Getting back to living forever is a concept that is hard to grasp, still an interesting one. Of course the birth rate for people would have to be reduced drastically to something like zero. No more babies or young people growing up.  Just adults, not growing old, just facing each day at a time knowing that there will always be a tomorrow.
 
Now knowing that my tomorrows are limited does cause me to do some things that I want to do before I die. And, the older you get the fewer tomorrows you have.
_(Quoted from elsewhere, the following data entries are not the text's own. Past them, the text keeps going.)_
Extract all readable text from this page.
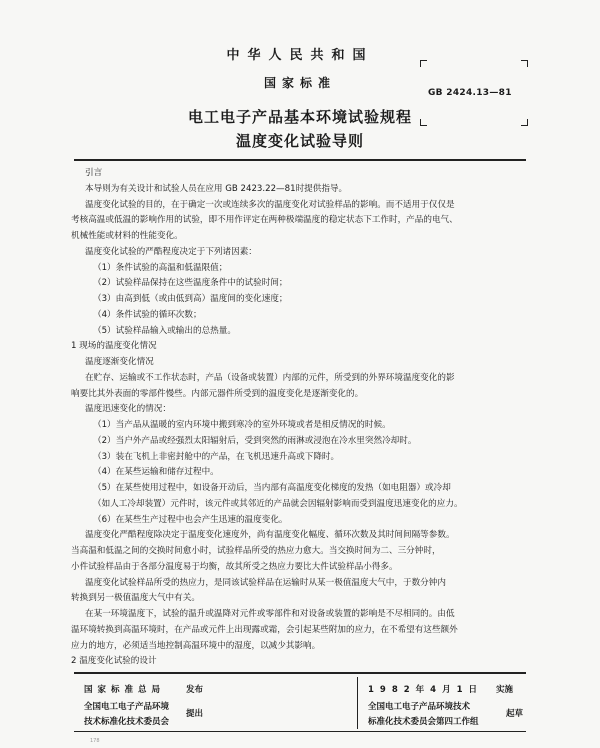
中华人民共和国
国家标准
电工电子产品基本环境试验规程
温度变化试验导则
GB 2424.13—81

引言

本导则为有关设计和试验人员在应用 GB 2423.22—81时提供指导。

温度变化试验的目的，在于确定一次或连续多次的温度变化对试验样品的影响。而不适用于仅仅是

考核高温或低温的影响作用的试验，即不用作评定在两种极端温度的稳定状态下工作时，产品的电气、

机械性能或材料的性能变化。

温度变化试验的严酷程度决定于下列诸因素：

（1）条件试验的高温和低温限值；

（2）试验样品保持在这些温度条件中的试验时间；

（3）由高到低（或由低到高）温度间的变化速度；

（4）条件试验的循环次数；

（5）试验样品输入或输出的总热量。

1 现场的温度变化情况

温度逐渐变化情况

在贮存、运输或不工作状态时，产品（设备或装置）内部的元件，所受到的外界环境温度变化的影

响要比其外表面的零部件慢些。内部元器件所受到的温度变化是逐渐变化的。

温度迅速变化的情况：

（1）当产品从温暖的室内环境中搬到寒冷的室外环境或者是相反情况的时候。

（2）当户外产品或经强烈太阳辐射后，受到突然的雨淋或浸泡在冷水里突然冷却时。

（3）装在飞机上非密封舱中的产品，在飞机迅速升高或下降时。

（4）在某些运输和储存过程中。

（5）在某些使用过程中，如设备开动后，当内部有高温度变化梯度的发热（如电阻器）或冷却

（如人工冷却装置）元件时，该元件或其邻近的产品就会因辐射影响而受到温度迅速变化的应力。

（6）在某些生产过程中也会产生迅速的温度变化。

温度变化严酷程度除决定于温度变化速度外，尚有温度变化幅度、循环次数及其时间间隔等参数。

当高温和低温之间的交换时间愈小时，试验样品所受的热应力愈大。当交换时间为二、三分钟时，

小件试验样品由于各部分温度易于均衡，故其所受之热应力要比大件试验样品小得多。

温度变化试验样品所受的热应力，是同该试验样品在运输时从某一极值温度大气中，于数分钟内

转换到另一极值温度大气中有关。

在某一环境温度下，试验的温升或温降对元件或零部件和对设备或装置的影响是不尽相同的。由低

温环境转换到高温环境时，在产品或元件上出现露或霜，会引起某些附加的应力，在不希望有这些额外

应力的地方，必须适当地控制高温环境中的湿度，以减少其影响。

2 温度变化试验的设计

国家标准总局 发布
全国电工电子产品环境
技术标准化技术委员会
提出
1982年4月1日 实施
全国电工电子产品环境技术
标准化技术委员会第四工作组
起草
178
If you live forever, then I suppose you would put off doing lots of things because what’s the hurry for I will be around tomorrow and the next day and the next day.
 
Always being around tomorrow makes for some interesting thoughts.  Obviously no one would age.  That is a person looks the same forever.  Life imprisonment would be a very long time, for sure.  Getting married ‘until death do you part’ means a very long marriage.  Would it be possible to live with someone for many centuries?  Good question.  You see all of these immortal biological entities from which we are going to get DNA are very primitive animals without any social structure.
 
Of course immortality means working for a very long time.  Retirement now, which I am enjoying, makes sense because I am not expected to live for very long.  That is a minimal burden to society.  And, I am a burden because I am producing very little that could be considered something of value.  Yep, working forever does not sound all that much fun unless you had a job that you really enjoyed.  I had such a job.  I could not wait to get to work each morning, still after a couple hundred years of the same thing, it might get tiring just a little bit.  Did I hear the word ‘boring’?
 
I wonder if a professional football player could continue in that game forever.  You know the crowds cheering him on and reading his stats each day in the Sports Section of the local newspaper.  One thing for sure he would certainly be traded a lot of times and play for all of the football teams.  “Here I am playing for the Dallas Cowboys again.  I remember playing with the Cowboys a couple of hundred years ago.”
 
Even our conversation would be different.  You know the line, “Hey Bill you look just as young as you did the last time I saw you two hundred years ago”.  Of course everybody would look the same because we wouldn’t age.  How boring can that be?
 
I suppose some people would die because of serious accidents, so a few babies could be born to keep the population constant.  But how would society decide who would have the opportunity to have a baby and raise it to maturity?  That child would be terribly lonely for there would be so few in the world.  I suppose once this child reached maturity it would stop aging and remain looking like someone in their twenties forever.  I assume after this youngster gets over acne.
 
I suppose when this immortality thing gets started, only the very rich people will be able to get it.  Now that is not fair.  And, being fair is an important part of our DNA.  So, there would immediately be considerable conflict among those who are mortal and those who are immortal.  Certainly being biologically immortal does not shield a person from death by murder.
 
Suicides would increase I am quite sure.  Certainly being immortal does not prevent unhappiness nor depression.
 
Finally would the FDA approve such a concept and how would they decide which criteria to use for its approval?  Certainly, this agency would have to look at more than its safety because of all of the far-reaching effects that immortality would cause.   
 
This word ‘forever’ is beginning to bug me. Immortality on this Earth will not work for lots of reasons.  So, let’s hope that the authors of that article are wrong and immortality never occurs - not in a decade not ever.